Bridget, frustrated by the roaring success of her sister’s social debut compared with her own lackluster first season, has been declared a shrew and her “character fixed as ‘unpleasant.’ And there seemed little she could do but endure it.” Until, that is, she receives a letter from the famed Italian composer, Vincenzo Carpenini, inviting her to become his student when he returns to England for an extended stay. Bridget is elated. Finally, proof of her own worth! But after finding out that Carpenini has suddenly changed his mind and no longer plans to leave Venice, she is heartbroken and humiliated.
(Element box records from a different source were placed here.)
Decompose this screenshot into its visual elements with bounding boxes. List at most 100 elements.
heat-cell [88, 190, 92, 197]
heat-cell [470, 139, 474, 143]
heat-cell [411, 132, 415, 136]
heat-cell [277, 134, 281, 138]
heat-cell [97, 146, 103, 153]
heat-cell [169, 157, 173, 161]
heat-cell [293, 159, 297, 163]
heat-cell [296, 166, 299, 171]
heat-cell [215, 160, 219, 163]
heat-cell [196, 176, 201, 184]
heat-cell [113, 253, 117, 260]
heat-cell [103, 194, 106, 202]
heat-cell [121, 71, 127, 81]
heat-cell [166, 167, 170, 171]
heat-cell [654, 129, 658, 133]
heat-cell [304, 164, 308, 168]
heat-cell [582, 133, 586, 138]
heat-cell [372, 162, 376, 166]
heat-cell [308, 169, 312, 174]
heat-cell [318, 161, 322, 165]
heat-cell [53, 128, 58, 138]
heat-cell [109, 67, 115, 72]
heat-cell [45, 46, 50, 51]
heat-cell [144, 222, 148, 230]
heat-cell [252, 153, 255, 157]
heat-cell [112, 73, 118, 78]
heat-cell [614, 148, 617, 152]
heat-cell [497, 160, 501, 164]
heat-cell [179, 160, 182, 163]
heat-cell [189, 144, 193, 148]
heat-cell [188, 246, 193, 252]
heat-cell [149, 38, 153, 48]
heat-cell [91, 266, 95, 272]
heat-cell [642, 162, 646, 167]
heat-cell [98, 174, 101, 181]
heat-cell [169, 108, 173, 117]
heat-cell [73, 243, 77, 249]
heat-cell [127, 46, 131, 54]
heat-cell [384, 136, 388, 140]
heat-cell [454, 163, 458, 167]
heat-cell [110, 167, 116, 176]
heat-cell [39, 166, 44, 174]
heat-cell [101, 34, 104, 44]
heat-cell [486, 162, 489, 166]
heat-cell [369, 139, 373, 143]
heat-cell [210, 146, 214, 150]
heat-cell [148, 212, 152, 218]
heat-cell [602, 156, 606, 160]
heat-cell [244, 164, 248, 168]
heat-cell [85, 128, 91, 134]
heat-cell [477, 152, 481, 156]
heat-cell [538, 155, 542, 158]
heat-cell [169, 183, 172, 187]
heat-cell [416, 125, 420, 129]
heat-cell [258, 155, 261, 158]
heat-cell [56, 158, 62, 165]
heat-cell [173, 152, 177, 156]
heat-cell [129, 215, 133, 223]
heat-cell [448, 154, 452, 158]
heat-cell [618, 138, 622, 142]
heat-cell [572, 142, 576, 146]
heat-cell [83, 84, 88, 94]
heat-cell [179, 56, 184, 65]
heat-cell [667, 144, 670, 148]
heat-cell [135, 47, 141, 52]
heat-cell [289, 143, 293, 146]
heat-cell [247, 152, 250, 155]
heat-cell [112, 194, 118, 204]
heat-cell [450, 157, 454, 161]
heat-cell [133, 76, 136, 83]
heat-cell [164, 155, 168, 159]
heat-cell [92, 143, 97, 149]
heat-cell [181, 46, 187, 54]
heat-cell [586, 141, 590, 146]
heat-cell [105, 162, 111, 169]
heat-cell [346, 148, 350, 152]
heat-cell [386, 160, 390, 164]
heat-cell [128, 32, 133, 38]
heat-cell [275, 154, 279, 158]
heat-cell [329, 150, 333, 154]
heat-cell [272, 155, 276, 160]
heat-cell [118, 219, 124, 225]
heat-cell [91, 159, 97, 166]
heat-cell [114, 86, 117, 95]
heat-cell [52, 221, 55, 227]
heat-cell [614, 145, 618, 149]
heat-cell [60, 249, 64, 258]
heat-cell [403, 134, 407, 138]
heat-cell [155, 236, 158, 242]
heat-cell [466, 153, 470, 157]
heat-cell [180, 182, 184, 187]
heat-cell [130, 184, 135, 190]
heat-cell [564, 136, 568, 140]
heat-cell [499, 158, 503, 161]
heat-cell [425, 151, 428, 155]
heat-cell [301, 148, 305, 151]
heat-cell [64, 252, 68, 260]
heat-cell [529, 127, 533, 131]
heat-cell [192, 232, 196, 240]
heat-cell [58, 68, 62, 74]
However, not one to simply accept defeat–at least when it comes to her heart’s desire–and assisted by the convenient collapse of a tree on her family’s townhouse, Bridget manages to persuade her mother, together with her younger sister, to decamp for Venice and warmer climes. When she arrives in Venice for her long-awaited music lessons, she is stunned to discover that the composer does not remember her at all. But Oliver, Carpenini’s friend and supporter does; and since Carpenini has foolishly risked both his career and Oliver’s with a wager against the Austrian composer Klein–the new favorite of the Marchese–Bridget’s sudden appearance is well-timed.
The blossoming relationship between Bridget and Oliver is lovely to read about. As Bridget’s passion for life and love flourishes, so does her ability on the piano. Oliver is unlike any other romantic hero I’ve ever encountered. Very much a beta, he supports and encourages Bridget, and believes in her in a way no-one else has. His character has a good natured temperament and a gentle sense of humor–somewhat refreshing after the big, bad alphas, who seem to get riled up over nothing.
Noble’s writing is lyrical and filled with musical metaphors and similes. Framing the relationship in terms of music was an enjoyable novelty. I particularly liked reading a historical romance set somewhere other than Britain or America, and I’ll admit I’m partial to the romantic setting of Venice. For those seeking a well-written, touching romance with a hero and heroine worth cheering for, I highly recommend Let it Be Me.